A produção de etanol a partir do milho de segunda safra no Brasil pode se tornar uma alternativa estratégica para o desenvolvimento do combustível sustentável de aviação (SAF), contribuindo para a redução das emissões de gases de efeito estufa e minimizando a pressão sobre novas áreas agrícolas.
Expansão do etanol pode ocorrer sem avanço sobre novas áreas
De acordo com estudo publicado na revista Agricultural Economics, a expansão da produção de etanol de milho no Brasil pode ocorrer majoritariamente por meio da intensificação agrícola, sem necessidade significativa de expansão de área.
O trabalho foi conduzido pela Agroicone, em parceria com pesquisadores internacionais, e analisou os impactos da demanda crescente por etanol sobre o uso da terra e as emissões de carbono.

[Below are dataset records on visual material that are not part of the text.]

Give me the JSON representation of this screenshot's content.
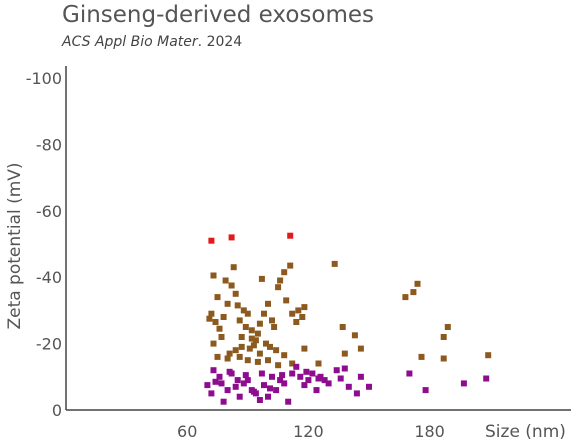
{
  "header": {
    "title": "Ginseng-derived exosomes",
    "subtitle_journal": "ACS Appl Bio Mater",
    "subtitle_year": ". 2024"
  },
  "chart_data": {
    "type": "scatter",
    "xlabel": "Size (nm)",
    "ylabel": "Zeta potential (mV)",
    "xlim": [
      0,
      250
    ],
    "ylim": [
      0,
      -100
    ],
    "y_inverted": true,
    "x_ticks": [
      60,
      120,
      180
    ],
    "y_ticks": [
      0,
      -20,
      -40,
      -60,
      -80,
      -100
    ],
    "grid": false,
    "legend": "none",
    "colors": {
      "red": "#e31a1c",
      "brown": "#8c5a1e",
      "purple": "#8e0c8e",
      "axis": "#444444",
      "text": "#555555"
    },
    "series": [
      {
        "color": "red",
        "points": [
          [
            72,
            -51
          ],
          [
            82,
            -52
          ],
          [
            111,
            -52.5
          ]
        ]
      },
      {
        "color": "brown",
        "points": [
          [
            73,
            -40.5
          ],
          [
            75,
            -34
          ],
          [
            72,
            -29
          ],
          [
            71,
            -27.5
          ],
          [
            74,
            -26.5
          ],
          [
            76,
            -24.5
          ],
          [
            78,
            -28
          ],
          [
            80,
            -32
          ],
          [
            79,
            -39
          ],
          [
            83,
            -43
          ],
          [
            82,
            -37.5
          ],
          [
            84,
            -35
          ],
          [
            85,
            -31.5
          ],
          [
            88,
            -30
          ],
          [
            90,
            -29
          ],
          [
            86,
            -27
          ],
          [
            89,
            -25
          ],
          [
            92,
            -24
          ],
          [
            95,
            -23
          ],
          [
            96,
            -26
          ],
          [
            98,
            -29
          ],
          [
            100,
            -32
          ],
          [
            102,
            -27
          ],
          [
            103,
            -25
          ],
          [
            105,
            -37
          ],
          [
            106,
            -39
          ],
          [
            108,
            -41.5
          ],
          [
            111,
            -43.5
          ],
          [
            109,
            -33
          ],
          [
            112,
            -29
          ],
          [
            115,
            -30
          ],
          [
            118,
            -31
          ],
          [
            114,
            -26.5
          ],
          [
            117,
            -28
          ],
          [
            97,
            -39.5
          ],
          [
            94,
            -21
          ],
          [
            99,
            -20
          ],
          [
            101,
            -19
          ],
          [
            104,
            -18
          ],
          [
            91,
            -18.5
          ],
          [
            93,
            -19.5
          ],
          [
            87,
            -19
          ],
          [
            84,
            -18
          ],
          [
            81,
            -17
          ],
          [
            77,
            -22
          ],
          [
            73,
            -20
          ],
          [
            75,
            -16
          ],
          [
            80,
            -15.5
          ],
          [
            86,
            -16
          ],
          [
            90,
            -15
          ],
          [
            95,
            -14.5
          ],
          [
            100,
            -15
          ],
          [
            105,
            -13.5
          ],
          [
            108,
            -16.5
          ],
          [
            112,
            -14
          ],
          [
            87,
            -22
          ],
          [
            92,
            -21.5
          ],
          [
            96,
            -17
          ],
          [
            118,
            -18.5
          ],
          [
            125,
            -14
          ],
          [
            133,
            -44
          ],
          [
            137,
            -25
          ],
          [
            143,
            -22.5
          ],
          [
            146,
            -18.5
          ],
          [
            138,
            -17
          ],
          [
            168,
            -34
          ],
          [
            172,
            -35.5
          ],
          [
            174,
            -38
          ],
          [
            176,
            -16
          ],
          [
            187,
            -22
          ],
          [
            189,
            -25
          ],
          [
            187,
            -15.5
          ],
          [
            209,
            -16.5
          ]
        ]
      },
      {
        "color": "purple",
        "points": [
          [
            70,
            -7.5
          ],
          [
            72,
            -5
          ],
          [
            74,
            -8.5
          ],
          [
            76,
            -10
          ],
          [
            78,
            -2.5
          ],
          [
            80,
            -6
          ],
          [
            82,
            -11
          ],
          [
            84,
            -7
          ],
          [
            86,
            -4
          ],
          [
            88,
            -8
          ],
          [
            90,
            -9
          ],
          [
            92,
            -6
          ],
          [
            94,
            -5
          ],
          [
            96,
            -3
          ],
          [
            98,
            -7.5
          ],
          [
            100,
            -4
          ],
          [
            102,
            -10
          ],
          [
            104,
            -6
          ],
          [
            106,
            -9
          ],
          [
            108,
            -8
          ],
          [
            110,
            -2.5
          ],
          [
            112,
            -11
          ],
          [
            114,
            -13
          ],
          [
            116,
            -10
          ],
          [
            118,
            -7.5
          ],
          [
            120,
            -9
          ],
          [
            122,
            -11
          ],
          [
            124,
            -6
          ],
          [
            126,
            -10
          ],
          [
            128,
            -9
          ],
          [
            130,
            -8
          ],
          [
            134,
            -12
          ],
          [
            136,
            -9.5
          ],
          [
            138,
            -12.5
          ],
          [
            140,
            -7
          ],
          [
            144,
            -5
          ],
          [
            146,
            -10
          ],
          [
            150,
            -7
          ],
          [
            170,
            -11
          ],
          [
            178,
            -6
          ],
          [
            197,
            -8
          ],
          [
            208,
            -9.5
          ],
          [
            73,
            -12
          ],
          [
            77,
            -8
          ],
          [
            81,
            -11.5
          ],
          [
            85,
            -9
          ],
          [
            89,
            -10.5
          ],
          [
            93,
            -5.5
          ],
          [
            97,
            -11
          ],
          [
            101,
            -6.5
          ],
          [
            107,
            -10.5
          ],
          [
            119,
            -11.5
          ],
          [
            125,
            -9.5
          ]
        ]
      }
    ]
  }
}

Sistema de dupla safra reduz impacto ambiental
O modelo produtivo brasileiro, baseado na dupla safra — em que o milho é cultivado após a soja na mesma área no mesmo ano agrícola —, é apontado como fator-chave para reduzir a conversão de novas terras.
Segundo o estudo, a mudança no uso da terra pode cair de cerca de 40 mil hectares para aproximadamente 7 mil hectares por bilhão de litros de etanol produzido quando esse sistema é considerado.
Produção de milho cresce com eficiência no Brasil
O milho de segunda safra já representa a maior parte da produção nacional, permitindo aumento expressivo da oferta sem expansão proporcional da área cultivada. Esse modelo contribui para ganhos de produtividade e maior eficiência no uso da terra.
Etanol pode ter emissões muito baixas ou até negativas
A análise indica que o etanol produzido a partir do milho safrinha pode apresentar emissões de gases de efeito estufa muito baixas ou até negativas ao longo do ciclo de vida, dependendo das condições de mercado.
Esse resultado é influenciado por fatores como o uso de áreas já cultivadas, a utilização de energia renovável no processamento e a produção de coprodutos que substituem insumos como o farelo de soja na alimentação animal.
Mercado global influencia resultados ambientais
O estudo destaca que os impactos globais dependem da resposta dos mercados à crescente demanda por etanol. A capacidade do Brasil de ampliar a produção sem comprometer o abastecimento interno e as exportações será determinante para limitar a mudança no uso da terra.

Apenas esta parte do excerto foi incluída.